А затем ночной ветер, несущий прохладу сквозь многовековые арки, явился утешить меня. Он коснулся моих глаз, и те устало закрылись.

* * *
Греция кишмя кишит легендами, переполнена угрозами. Большинство районов материка около Горячих Мест исторически опасны. Это потому, что хотя Управление номинально и представляет власть на Земле, осуществляет оно ее, на самом деле, только на островах. На большей части материка сотрудники Управления порядком напоминают сборщиков налогов двадцатого века в определенных горных селениях. Они — законная дичь в любое время года. Во время Трех Дней острова пострадали значительно меньше, чем остальной мир, и вследствие этого стали логичными аванпостами окружных управлений мира, когда тейлерцы решили, что нам не помешает какая-никакая администрация. Исторически жители материков всегда были против этого. Однако в регионах, связанных с Горячими Местами, не всегда проживают истинные люди. Это соединяет историческую антипатию с ненормальными стереотипами поведения. Вот потому-то пребывание в Греции и чревато неприятностями.

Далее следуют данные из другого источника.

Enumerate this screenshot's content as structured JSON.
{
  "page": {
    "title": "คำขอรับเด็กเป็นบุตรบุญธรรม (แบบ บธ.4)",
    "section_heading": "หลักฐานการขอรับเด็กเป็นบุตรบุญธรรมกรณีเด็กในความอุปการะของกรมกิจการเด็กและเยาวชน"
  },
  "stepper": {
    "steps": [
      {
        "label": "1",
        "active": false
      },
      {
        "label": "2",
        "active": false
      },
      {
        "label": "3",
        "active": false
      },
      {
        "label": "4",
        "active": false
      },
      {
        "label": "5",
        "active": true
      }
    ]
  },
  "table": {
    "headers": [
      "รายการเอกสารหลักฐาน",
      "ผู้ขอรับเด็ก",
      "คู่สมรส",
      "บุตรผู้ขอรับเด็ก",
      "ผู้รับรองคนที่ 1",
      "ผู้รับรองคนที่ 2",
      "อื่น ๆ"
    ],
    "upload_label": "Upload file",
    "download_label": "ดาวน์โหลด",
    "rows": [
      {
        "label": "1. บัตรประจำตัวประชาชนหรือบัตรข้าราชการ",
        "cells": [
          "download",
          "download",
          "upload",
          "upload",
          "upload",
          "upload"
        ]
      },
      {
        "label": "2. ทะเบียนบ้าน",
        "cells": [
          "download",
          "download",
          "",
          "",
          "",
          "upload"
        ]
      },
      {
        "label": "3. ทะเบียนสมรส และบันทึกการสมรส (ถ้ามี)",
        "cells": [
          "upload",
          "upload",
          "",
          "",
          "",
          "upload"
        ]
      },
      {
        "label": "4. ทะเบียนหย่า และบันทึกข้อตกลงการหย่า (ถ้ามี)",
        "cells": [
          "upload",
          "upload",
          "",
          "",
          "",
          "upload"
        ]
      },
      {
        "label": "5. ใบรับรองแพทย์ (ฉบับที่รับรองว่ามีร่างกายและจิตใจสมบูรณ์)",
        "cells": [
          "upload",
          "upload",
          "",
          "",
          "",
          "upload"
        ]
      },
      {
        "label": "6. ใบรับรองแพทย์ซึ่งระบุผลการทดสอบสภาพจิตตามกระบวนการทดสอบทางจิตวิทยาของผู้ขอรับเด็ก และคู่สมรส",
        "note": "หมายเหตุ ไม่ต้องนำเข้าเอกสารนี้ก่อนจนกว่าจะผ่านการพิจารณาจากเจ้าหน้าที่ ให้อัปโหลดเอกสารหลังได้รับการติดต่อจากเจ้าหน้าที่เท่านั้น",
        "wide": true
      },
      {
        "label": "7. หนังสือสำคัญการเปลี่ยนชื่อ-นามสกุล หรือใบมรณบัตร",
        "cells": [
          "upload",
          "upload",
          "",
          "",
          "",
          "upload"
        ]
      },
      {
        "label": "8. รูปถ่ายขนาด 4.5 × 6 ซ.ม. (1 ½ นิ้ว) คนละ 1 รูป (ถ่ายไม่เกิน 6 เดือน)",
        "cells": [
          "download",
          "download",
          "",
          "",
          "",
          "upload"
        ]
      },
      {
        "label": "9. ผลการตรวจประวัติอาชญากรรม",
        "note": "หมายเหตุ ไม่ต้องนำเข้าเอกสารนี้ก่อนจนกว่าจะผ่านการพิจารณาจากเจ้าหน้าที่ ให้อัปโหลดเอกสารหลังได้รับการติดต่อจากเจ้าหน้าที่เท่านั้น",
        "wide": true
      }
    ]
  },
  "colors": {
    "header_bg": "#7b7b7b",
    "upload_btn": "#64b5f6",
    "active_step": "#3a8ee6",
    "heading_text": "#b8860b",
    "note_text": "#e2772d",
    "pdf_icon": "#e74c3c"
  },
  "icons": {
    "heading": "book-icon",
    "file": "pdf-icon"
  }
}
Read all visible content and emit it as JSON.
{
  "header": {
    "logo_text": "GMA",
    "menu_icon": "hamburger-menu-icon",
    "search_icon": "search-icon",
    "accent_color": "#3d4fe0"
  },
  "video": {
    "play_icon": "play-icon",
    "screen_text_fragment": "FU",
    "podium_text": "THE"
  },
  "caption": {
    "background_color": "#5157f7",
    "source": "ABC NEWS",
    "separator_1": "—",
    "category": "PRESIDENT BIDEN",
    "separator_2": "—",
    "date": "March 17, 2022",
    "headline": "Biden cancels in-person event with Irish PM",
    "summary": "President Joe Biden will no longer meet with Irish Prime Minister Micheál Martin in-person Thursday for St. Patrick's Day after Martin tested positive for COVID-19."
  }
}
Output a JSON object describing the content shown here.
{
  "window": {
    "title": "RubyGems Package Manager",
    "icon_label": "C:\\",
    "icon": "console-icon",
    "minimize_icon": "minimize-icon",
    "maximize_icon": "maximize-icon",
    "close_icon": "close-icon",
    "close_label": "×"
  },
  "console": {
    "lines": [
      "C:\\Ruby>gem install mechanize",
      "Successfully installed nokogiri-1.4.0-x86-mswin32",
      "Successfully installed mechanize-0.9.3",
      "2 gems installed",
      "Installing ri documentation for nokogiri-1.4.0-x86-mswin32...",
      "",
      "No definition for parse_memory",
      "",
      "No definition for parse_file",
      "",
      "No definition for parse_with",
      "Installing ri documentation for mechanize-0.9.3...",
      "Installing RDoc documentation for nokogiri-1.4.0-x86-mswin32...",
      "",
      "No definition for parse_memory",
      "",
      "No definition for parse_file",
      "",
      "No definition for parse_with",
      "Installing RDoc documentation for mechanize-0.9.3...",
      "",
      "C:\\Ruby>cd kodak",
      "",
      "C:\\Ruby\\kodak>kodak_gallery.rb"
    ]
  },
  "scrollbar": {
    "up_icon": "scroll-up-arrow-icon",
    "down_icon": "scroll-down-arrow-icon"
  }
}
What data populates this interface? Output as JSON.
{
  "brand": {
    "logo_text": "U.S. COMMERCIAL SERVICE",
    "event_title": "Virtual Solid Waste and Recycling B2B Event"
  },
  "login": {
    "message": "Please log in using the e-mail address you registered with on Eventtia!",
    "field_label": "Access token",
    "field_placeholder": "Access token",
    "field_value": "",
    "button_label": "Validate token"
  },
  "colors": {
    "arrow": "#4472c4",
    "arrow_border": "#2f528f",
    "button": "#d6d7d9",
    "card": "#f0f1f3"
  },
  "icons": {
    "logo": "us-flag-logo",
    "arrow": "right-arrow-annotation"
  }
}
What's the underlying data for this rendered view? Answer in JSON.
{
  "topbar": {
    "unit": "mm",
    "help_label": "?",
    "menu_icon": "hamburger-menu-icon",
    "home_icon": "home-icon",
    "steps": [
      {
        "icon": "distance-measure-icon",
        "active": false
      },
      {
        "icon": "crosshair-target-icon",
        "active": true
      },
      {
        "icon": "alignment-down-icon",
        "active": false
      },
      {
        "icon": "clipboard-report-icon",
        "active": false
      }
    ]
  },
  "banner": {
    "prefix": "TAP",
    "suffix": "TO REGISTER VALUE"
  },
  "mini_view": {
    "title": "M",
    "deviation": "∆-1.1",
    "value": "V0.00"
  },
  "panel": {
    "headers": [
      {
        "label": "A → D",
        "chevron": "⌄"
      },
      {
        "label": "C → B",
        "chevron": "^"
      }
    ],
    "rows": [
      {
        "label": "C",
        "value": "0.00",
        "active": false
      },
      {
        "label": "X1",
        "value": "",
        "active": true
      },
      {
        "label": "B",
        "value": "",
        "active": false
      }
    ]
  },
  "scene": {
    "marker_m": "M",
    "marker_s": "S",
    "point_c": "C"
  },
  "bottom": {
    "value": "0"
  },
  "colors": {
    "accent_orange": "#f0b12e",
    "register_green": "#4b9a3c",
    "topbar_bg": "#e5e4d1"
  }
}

Мы могли бы спокойно проплыть вдоль побережья до Волоса. Могли бы и спокойно долететь до Волоса — или почти до куда угодно, если уж на то пошло. Однако Миштиго хотел идти до Ламии пешком, идти и наслаждаться бодрящим изобилием легенд и диковинных пейзажей. Вот потому-то мы и оставили скиммеры в Ламии. Вот потому-то мы и отправились до Волоса, как в турпоход.

Вот потому-то мы и столкнулись с легендой.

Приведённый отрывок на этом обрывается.